ツアーの参加者は,環境保全活動の過酷さを,文字通り身をもって知ることになります。このわずか50haだけの森を育むという活動を通じて,ツアー参加者は,森づくりの大切さひいてはエコ活動の重要さ,苦労を学ぶことになります。

ポイントその2 異文化を体験し,友好を深める!

植林作業の合間に

植林作業の合間に

このスタディツアーは,単に日本人だけで植林を行うのではなく現地の若者と一緒に行います。もちろん彼らは作業のプロではありませんし,彼らのほとんどがこうした作業を行ったことがありません。彼らも自宅やアパートを離れて,わたしたちと寝食を共にします。異なった文化・考え方を持つ彼らと一緒に過ごすことによって得るものがあることでしょう。

ツアーに参加する前には言葉が通じるか心配だと仰る方がみえます。わたしたちと提携している現地の大学の日本語学科の学生が中心に参加しますので,ある程度の会話はできます。そのため,コミュニケーションに困ることはほとんどありません。逆に現地学生から日本語でいろいろ質問されてタジタジになっているツアー参加者もいます。ツアーが終わっても連絡を取り合ったり,別の機会に個人的に会いに行く参加者もいます。

このツアーを通じて参加者の今後の発想・考え方,大きく言えばその生き方のヒントが得られることになると信じます。

ポイントその3 平和について学ぶ!

枯葉剤によって破壊されたマングローブ林

枯葉剤によって破壊されたマングローブ林

現在のカンザーのマングローブ林

現在のカンザーのマングローブ林

そもそもこのツアーのフィールドであるホーチミン市カンザー県とはどのような場所なのでしょうか?ここにはかつて広大なマングローブの天然林が広がっていました。しかし,ベトナム戦争時に南ベトナムの首都であるサイゴン(現ホーチミン)に近いこの地を共産ゲリラが拠点にしていたことから,大量の枯葉剤が散布されました。その結果,天然林の57%が破壊されました。

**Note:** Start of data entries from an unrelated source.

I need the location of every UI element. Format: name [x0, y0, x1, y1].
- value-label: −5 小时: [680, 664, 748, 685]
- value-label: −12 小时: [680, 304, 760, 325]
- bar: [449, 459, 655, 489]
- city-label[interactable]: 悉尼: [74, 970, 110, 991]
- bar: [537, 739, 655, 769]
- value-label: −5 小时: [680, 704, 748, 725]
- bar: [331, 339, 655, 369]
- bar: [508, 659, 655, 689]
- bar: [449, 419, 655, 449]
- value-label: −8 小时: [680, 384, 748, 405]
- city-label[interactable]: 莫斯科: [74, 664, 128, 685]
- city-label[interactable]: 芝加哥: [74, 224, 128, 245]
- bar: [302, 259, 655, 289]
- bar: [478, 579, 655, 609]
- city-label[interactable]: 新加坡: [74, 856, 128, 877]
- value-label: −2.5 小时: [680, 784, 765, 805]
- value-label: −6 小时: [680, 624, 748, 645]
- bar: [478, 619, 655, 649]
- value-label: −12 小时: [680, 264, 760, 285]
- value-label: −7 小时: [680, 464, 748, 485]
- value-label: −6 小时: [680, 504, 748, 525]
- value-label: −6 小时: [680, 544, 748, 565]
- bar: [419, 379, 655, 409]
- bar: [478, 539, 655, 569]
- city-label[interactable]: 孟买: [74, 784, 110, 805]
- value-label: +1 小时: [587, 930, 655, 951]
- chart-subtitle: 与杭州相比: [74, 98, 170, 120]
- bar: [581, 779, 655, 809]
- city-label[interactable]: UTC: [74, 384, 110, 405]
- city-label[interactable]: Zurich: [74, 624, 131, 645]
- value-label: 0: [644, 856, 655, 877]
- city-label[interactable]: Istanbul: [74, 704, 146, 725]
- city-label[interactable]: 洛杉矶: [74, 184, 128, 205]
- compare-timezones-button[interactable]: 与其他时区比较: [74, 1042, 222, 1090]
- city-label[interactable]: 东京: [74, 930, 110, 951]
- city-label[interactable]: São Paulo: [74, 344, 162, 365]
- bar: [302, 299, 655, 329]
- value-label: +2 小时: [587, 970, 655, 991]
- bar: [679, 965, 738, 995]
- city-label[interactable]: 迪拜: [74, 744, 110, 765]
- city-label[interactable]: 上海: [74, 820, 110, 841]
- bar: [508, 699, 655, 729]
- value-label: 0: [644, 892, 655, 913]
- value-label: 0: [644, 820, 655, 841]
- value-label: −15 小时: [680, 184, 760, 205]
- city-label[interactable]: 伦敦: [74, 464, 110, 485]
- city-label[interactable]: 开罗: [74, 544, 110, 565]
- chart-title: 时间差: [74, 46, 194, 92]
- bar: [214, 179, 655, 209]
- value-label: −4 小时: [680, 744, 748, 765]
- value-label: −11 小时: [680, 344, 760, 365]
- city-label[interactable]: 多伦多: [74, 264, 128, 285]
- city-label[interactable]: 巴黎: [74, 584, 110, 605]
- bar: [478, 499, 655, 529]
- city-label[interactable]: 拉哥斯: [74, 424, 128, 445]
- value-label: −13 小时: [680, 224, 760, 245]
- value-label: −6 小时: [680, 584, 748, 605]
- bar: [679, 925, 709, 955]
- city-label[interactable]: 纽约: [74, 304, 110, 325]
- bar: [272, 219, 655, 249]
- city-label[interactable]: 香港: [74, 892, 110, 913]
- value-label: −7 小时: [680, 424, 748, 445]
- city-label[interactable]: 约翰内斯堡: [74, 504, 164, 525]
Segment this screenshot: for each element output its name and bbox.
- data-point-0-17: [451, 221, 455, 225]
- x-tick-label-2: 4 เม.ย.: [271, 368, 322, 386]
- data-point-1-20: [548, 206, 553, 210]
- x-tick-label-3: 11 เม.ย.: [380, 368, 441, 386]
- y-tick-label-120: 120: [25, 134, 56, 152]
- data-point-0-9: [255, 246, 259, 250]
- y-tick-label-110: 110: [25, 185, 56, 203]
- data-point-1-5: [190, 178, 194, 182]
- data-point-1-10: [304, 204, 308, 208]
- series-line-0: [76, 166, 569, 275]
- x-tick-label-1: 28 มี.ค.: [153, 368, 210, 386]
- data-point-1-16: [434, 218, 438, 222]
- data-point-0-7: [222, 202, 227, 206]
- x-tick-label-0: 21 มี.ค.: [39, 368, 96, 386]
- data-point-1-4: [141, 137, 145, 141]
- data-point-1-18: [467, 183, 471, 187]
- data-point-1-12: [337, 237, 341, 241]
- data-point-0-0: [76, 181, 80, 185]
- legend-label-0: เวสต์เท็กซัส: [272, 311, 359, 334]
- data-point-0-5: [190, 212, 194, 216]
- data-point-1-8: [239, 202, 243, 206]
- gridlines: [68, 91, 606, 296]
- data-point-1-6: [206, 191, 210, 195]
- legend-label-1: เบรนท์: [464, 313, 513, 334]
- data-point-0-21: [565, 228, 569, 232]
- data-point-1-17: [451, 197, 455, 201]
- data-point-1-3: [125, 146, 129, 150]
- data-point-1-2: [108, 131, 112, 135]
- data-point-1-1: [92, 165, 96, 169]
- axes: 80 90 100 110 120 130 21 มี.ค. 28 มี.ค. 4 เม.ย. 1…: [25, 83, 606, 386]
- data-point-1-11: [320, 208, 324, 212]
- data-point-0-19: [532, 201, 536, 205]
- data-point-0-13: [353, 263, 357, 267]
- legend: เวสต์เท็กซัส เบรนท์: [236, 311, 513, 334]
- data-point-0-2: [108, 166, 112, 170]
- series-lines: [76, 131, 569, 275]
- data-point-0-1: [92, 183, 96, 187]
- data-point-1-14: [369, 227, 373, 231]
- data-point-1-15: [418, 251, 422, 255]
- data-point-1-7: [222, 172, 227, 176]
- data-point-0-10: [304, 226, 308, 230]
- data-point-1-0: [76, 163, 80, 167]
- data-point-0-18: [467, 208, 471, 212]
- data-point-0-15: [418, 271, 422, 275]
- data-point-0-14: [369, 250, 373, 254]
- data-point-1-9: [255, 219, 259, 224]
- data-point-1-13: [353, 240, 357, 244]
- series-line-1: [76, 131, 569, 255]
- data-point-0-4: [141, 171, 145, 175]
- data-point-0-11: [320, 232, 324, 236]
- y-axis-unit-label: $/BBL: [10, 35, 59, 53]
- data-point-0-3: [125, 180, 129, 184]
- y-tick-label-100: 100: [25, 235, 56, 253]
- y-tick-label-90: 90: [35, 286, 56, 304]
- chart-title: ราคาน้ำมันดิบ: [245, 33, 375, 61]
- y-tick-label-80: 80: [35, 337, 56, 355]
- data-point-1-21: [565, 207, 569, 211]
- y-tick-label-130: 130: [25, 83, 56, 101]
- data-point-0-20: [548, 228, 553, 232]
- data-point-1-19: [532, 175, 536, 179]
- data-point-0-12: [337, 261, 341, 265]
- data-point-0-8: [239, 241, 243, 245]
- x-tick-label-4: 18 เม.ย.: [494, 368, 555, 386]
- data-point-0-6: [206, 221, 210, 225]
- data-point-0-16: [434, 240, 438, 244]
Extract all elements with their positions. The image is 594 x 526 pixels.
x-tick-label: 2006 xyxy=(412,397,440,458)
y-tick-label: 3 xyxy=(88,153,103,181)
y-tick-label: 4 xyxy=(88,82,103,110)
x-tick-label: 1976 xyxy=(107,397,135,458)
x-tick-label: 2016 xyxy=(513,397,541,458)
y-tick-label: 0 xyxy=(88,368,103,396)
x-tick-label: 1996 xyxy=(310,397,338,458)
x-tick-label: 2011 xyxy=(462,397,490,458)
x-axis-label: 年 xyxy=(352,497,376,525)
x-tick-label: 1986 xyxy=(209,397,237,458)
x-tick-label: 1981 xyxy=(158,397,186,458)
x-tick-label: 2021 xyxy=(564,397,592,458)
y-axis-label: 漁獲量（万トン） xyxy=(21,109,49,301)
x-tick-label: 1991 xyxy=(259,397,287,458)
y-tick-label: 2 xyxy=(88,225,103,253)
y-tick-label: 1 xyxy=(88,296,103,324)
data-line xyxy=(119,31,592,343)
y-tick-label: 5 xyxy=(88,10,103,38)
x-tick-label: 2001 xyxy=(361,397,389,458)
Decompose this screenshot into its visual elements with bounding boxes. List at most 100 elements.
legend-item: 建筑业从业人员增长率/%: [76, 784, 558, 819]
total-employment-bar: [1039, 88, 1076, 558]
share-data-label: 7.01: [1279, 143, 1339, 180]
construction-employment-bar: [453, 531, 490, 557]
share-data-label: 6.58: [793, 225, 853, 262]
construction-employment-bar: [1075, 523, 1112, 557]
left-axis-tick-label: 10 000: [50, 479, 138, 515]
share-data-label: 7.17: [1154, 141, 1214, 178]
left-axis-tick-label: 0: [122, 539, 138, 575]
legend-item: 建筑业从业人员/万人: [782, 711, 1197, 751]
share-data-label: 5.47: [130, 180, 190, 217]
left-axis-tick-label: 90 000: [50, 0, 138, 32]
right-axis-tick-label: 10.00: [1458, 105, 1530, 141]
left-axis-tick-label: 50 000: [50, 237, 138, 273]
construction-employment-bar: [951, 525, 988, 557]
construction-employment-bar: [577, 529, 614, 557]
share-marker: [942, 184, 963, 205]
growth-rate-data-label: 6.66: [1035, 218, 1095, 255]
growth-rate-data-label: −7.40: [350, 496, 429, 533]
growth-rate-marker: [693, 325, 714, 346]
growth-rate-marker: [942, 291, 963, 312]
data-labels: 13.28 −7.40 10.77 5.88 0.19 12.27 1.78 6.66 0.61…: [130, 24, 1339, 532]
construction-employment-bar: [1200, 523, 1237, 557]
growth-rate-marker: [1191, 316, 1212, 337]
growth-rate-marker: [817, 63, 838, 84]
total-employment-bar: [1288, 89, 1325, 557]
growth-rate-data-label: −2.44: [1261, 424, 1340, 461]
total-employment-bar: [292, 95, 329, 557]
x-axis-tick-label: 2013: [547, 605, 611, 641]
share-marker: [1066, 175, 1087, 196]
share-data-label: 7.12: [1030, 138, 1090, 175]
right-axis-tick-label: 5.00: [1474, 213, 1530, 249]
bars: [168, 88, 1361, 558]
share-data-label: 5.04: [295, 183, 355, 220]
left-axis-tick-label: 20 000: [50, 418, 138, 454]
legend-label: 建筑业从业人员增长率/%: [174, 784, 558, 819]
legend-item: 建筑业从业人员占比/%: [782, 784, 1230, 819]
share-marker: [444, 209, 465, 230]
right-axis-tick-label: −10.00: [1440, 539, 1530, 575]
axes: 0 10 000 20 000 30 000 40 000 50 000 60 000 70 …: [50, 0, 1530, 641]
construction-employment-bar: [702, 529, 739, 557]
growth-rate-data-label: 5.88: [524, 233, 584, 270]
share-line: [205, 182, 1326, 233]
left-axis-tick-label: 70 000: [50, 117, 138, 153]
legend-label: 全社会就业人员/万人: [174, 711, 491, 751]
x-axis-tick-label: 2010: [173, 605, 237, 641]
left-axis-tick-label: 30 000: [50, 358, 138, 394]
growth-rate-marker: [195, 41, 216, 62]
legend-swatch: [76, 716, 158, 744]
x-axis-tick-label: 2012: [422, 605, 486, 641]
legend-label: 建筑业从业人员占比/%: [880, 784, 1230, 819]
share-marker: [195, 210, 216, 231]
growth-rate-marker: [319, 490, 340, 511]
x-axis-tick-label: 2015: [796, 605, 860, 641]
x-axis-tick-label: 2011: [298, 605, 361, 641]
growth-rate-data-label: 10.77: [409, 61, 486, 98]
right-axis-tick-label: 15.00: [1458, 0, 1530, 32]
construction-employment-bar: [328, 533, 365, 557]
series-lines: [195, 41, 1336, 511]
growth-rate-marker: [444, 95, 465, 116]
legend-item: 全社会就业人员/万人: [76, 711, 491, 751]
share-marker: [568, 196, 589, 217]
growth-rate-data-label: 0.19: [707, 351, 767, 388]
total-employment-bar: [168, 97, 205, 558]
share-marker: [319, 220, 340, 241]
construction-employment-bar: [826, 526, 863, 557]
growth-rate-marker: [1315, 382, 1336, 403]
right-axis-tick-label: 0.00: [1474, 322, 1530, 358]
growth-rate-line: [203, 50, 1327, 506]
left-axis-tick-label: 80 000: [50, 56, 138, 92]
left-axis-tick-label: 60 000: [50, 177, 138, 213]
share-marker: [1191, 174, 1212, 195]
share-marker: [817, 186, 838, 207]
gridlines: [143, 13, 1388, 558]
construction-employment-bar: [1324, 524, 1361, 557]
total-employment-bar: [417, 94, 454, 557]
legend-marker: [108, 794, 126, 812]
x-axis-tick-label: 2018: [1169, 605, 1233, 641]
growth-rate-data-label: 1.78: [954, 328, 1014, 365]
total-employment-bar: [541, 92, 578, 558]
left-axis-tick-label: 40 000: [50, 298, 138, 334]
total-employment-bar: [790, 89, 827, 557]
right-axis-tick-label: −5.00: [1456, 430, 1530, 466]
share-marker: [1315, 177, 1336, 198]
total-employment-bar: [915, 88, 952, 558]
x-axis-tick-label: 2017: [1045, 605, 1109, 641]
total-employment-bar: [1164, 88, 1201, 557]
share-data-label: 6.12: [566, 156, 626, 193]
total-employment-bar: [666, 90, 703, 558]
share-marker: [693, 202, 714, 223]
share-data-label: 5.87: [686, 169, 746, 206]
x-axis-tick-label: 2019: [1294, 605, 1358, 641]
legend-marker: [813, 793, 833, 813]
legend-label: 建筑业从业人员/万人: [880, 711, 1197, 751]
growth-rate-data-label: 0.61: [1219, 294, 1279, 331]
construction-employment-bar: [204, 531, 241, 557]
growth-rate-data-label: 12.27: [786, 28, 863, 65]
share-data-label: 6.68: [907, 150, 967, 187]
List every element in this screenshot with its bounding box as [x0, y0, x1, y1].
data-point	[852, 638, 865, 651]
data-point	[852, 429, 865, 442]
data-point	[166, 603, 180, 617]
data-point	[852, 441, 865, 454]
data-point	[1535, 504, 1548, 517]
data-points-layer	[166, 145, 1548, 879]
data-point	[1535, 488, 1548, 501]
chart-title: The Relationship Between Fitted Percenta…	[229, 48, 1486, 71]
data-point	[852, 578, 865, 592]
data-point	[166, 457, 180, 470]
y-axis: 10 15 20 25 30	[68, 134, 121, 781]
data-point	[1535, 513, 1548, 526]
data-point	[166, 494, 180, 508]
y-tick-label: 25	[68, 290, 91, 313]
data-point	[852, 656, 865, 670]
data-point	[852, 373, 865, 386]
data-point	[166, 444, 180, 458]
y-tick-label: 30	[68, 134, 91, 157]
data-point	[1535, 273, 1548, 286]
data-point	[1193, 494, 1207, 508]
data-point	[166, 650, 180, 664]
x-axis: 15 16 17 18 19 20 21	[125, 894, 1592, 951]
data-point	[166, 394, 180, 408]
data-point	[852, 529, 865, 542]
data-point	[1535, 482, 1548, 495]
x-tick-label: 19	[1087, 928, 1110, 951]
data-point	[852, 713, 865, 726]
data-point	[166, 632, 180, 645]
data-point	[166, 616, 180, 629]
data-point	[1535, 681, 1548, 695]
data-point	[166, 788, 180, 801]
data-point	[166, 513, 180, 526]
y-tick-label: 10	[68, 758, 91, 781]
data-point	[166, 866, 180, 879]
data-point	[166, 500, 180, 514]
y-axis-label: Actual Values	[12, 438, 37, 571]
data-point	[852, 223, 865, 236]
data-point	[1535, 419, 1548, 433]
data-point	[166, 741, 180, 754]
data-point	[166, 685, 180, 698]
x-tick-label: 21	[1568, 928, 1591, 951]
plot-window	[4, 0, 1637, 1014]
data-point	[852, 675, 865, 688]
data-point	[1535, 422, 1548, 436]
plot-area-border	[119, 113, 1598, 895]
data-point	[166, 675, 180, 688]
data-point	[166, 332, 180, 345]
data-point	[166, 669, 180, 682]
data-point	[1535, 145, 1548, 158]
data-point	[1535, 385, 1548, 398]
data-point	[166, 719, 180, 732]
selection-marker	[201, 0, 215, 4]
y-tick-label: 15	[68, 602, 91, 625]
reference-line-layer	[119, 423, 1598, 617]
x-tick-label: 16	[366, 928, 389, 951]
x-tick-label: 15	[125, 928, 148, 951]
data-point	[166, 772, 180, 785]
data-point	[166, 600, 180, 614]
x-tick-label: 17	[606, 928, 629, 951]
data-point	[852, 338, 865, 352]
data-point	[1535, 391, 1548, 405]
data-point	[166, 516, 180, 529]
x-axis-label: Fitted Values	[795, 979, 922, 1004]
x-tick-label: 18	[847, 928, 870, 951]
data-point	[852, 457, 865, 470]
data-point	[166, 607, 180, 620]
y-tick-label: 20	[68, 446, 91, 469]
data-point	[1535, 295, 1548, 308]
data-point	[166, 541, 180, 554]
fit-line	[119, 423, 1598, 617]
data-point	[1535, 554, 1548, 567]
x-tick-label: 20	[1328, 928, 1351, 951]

戦後早くから植林活動が行われ,2000年当初にはユネスコにより生物多様性保存地域に指定されるまでに回復しています。しかしながら,成長の早さと経済効果の高さで選定し植えたユーカリなどの樹木はこの地に適応性がなく,本来の自然林に程遠い状態となっており,この地に生育していた在来種のマングローブに植え替える必要性があります。わたしたちの活動は,マングローブ林の復旧と長期的な保全を図ることを目的としています。

また,現地学生と行くホーチミン市の市内観光などで多くの戦跡を見ることができます。こうした活動から平和とは何か考えることができます。